We typically keep trying to close mouth about most of this stuff because we don’t want share our secrets but the concept of designing the fracs to not have fracs that are necessarily long fracs but have fracs that really increase the surface area near the wellbore more efficiently as opposed to just having long fracs that increases surface area far from the wellbore. What that does is it really likely improves the ability for oil to flow in a radius around the wellbore and that is probably what we think is causing the increased oil yield.
So there is things you can do on frac designs that can modify things and help in these combo plays to get more oil out of them. So I am particularly impressed with this Leonard play.
A couple reasons why they are upgraded reserves. Number one, that 55 million Boe, that’s probably have a two to three year-old reserve estimate.
So it’s a very stale reserve estimate. Number two, all that acreage has been held by production.
So we haven’t had any urgent lease expirations. So we haven’t been drilling frantically on it to hold leases.

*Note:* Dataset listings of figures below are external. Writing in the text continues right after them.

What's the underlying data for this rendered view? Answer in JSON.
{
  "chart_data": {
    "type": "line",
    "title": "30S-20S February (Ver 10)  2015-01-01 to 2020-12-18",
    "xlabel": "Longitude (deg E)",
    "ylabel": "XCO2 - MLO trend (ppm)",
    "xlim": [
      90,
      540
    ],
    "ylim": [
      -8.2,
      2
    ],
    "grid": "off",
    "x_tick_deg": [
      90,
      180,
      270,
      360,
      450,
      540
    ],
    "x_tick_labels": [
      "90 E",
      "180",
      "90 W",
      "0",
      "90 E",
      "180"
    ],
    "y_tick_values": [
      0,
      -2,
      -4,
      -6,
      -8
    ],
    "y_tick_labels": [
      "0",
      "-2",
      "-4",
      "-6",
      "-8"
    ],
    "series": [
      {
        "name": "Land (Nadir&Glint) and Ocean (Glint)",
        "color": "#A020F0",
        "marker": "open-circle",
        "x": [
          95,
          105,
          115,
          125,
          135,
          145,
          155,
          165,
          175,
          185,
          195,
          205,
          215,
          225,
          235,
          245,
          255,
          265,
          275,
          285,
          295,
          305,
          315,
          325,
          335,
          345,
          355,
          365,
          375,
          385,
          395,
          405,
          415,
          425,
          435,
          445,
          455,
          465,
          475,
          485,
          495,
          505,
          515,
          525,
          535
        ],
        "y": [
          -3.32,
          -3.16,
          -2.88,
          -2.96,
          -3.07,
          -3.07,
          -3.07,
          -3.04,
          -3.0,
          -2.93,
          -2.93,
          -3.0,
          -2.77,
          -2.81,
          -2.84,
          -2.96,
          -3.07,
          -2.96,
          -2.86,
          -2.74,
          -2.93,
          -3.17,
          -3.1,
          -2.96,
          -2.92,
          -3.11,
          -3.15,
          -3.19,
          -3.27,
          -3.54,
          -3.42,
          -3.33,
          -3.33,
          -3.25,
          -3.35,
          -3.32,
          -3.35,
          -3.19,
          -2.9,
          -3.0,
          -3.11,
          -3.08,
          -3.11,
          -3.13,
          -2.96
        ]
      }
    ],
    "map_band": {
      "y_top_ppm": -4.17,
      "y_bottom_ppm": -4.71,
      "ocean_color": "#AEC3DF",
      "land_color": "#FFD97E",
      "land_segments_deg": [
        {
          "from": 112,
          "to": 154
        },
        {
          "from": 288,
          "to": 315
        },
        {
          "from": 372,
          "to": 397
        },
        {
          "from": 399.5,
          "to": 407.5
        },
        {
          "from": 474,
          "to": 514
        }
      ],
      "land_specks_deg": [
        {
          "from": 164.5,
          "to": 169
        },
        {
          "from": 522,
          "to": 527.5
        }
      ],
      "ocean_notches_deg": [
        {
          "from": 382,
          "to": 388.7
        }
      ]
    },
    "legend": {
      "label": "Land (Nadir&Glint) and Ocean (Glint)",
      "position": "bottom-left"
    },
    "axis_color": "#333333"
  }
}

That’s one where even though we take our time, do our science, we purposely kept quiet, as EOG does on some of these plays until we get our Ps and Qs right, but when you take 550 million Boe at 50% oil, we have got something pretty good there and that's going to turn into a pretty significant oil play for us. And that's obviously moved up considerably on our priority list for the particularly 2014-2015 kind of timeframe for capital.
Operator
This does conclude today's question-and-answer session. Mr.
Papa, at this time, I will turn the conference back to you for additional or closing remarks.
Mark Papa
I have no additional remarks. Thank you for listening.
Operator
This does conclude today's conference. Thank you for your participation.